Depuis quelques années, les banques favorisent une politique d’écologie et de durabilité, mais cela se reflète rarement dans la composition de leurs conseils d’administration. Les directions entretiennent des relations étroites avec les entreprises de combustibles fossiles, les connexions avec les secteurs durables se faisant beaucoup plus rares.
C’est en tous les cas ce qui ressort d’un rapport rédigé par des analystes de Bloomberg, qui se sont penchés sur les organes de direction de 20 grandes banques aux États-Unis et en Europe.
Les crédits
‘Les grandes banques semblent placer les énergies renouvelables et la durabilité au centre de leur politique et pourtant, ces institutions voient souvent les membres de leur conseil d’administration entretenir des liens étroits avec les entreprises de combustibles fossiles’, déclare Bloomberg. Si ces liens sont à peine perceptibles, ils influencent parfois des décisions importantes.
L’étude révèle que depuis la signature de l’accord de Paris sur le climat, il y a cinq ans, (COP21), les 20 banques étudiées auraient accordé aux entreprises de combustibles fossiles pour l’équivalent de 1.400 milliards de dollars de prêts. ‘L’analyse portait sur 600 dirigeants de banques. Il s’est avéré que 73 d’entre eux avaient déjà occupé, dans le passé, un poste dans une entreprise de combustibles fossiles’, déclare Bloomberg. Près de 16 dirigeants de banque auraient également été actifs dans le secteur pétrolier en amont de leurs fonctions dans le secteur financier.
Par ces propos, Bloomberg fait notamment référence à Lee Raymond, (un pétrolier de renom qui porte un regard sceptique sur le climat), siégeant au conseil d’administration de la banque américaine JP Morgan Chase Chase & Co. ‘Monsieur Raymond est un ancien cadre supérieur d’ExxonMobil [une société pétrolière et gazière américaine]’, soulignent les analystes. ‘Il est conseiller en matière de stratégie à long terme au sein de la banque’, ont-il poursuivi. Il apparaît aussi que Lee Raymond serait également une personne de poids pour Jamie Dimon, le patron de la banque JP Morgan Chase & Co.
Bloomberg mentionne également dans son rapport Christian Streiff, du Crédit Agricole. Ce dernier aurait déjà ‘une expérience significative dans la sidérurgie, la construction, l’automobile et l’aviation’ explique Bloomberg. Chez ING, pas moins de 6 des 15 membres du conseil d’administration seraient en relation avec les entreprises Royal Dutch Shell, (une compagnie pétrolière anglo-néerlandaise) et Daimler (un constructeur automobile).
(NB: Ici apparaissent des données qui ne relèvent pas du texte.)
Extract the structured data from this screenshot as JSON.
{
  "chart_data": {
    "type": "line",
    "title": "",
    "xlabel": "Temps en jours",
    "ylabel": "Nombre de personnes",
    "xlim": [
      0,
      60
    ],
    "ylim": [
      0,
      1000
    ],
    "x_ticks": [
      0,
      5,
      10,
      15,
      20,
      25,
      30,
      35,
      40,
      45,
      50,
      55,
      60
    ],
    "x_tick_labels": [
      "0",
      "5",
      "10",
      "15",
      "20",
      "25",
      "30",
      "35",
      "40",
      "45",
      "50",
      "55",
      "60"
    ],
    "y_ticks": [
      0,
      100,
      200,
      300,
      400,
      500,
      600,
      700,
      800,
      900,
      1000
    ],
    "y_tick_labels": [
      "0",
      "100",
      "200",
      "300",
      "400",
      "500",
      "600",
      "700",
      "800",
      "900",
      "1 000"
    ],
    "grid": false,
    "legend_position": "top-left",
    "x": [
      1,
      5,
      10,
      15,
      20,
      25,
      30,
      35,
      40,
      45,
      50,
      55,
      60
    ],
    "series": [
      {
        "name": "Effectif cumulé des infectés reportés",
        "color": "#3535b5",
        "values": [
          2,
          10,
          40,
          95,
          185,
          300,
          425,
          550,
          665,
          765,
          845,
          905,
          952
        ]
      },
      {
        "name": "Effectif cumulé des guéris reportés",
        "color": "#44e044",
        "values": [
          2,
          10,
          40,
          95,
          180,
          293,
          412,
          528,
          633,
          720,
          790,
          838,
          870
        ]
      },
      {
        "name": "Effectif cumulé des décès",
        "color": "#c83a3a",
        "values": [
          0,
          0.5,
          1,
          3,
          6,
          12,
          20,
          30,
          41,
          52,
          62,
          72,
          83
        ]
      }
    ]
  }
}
Aucun des membres siégeant au conseil d’administration ne serait directement ou indirectement lié aux énergies renouvelables, à l’exception du président Hans Wijers, anciennement membre de l’association Natuurmonumenten (une société en faveur de la préservation de la nature aux Pays-Bas). Il importe toutefois de souligner, selon le rapport, que le groupe ING s’est intéressé à la question du climat bien plus tôt que nombre de ses pairs. ‘La banque néerlandaise a également alloué un portefeuille de prêts de plus de 600 milliards de dollars aux entreprises durables’, indique le rapport.
Les actionnaires
Face aux initiatives de certains actionnaires qui exigent que les institutions financières se positionnent davantage en faveur du changement climatique, les banques se sont vues dans l’obligation de régir. ‘Sous la pression des actionnaires, la banque JP Morgan Chase, par exemple, s’est engagée à remplacer Lee Raymond d’ici la fin de l’été’, déclare Bloomberg. Au Crédit Agricole, Christian Streiff aurait été remplacé par Marie-Claire Daveu, auparavant responsable du développement durable pour une entreprise de mode française. ‘Christian Streiff avait atteint l’âge de la retraite et il devait donc être ‘remplacé’, indique Bloomberg.
Le rapport souligne aussi que malgré ce constat, une série de directeurs entretiennent aussi des relations étroites avec des entreprises durables. Sharon Allen (de la Bank of America) serait en contact avec First Solar, (une entreprise de panneaux solaires), tandis que Lena Wilson (de la Royal Bank of Scotland) serait également directrice de l’entreprise ScottishPower Renewables. Enfin, Michael Klein (du Crédit Suisse) est aussi membre du conseil d’administration de Conservation International (CI), une organisation à but non lucratif visant à protéger les points chauds de biodiversité, les espaces sauvages à forte biodiversité et les régions maritimes importantes.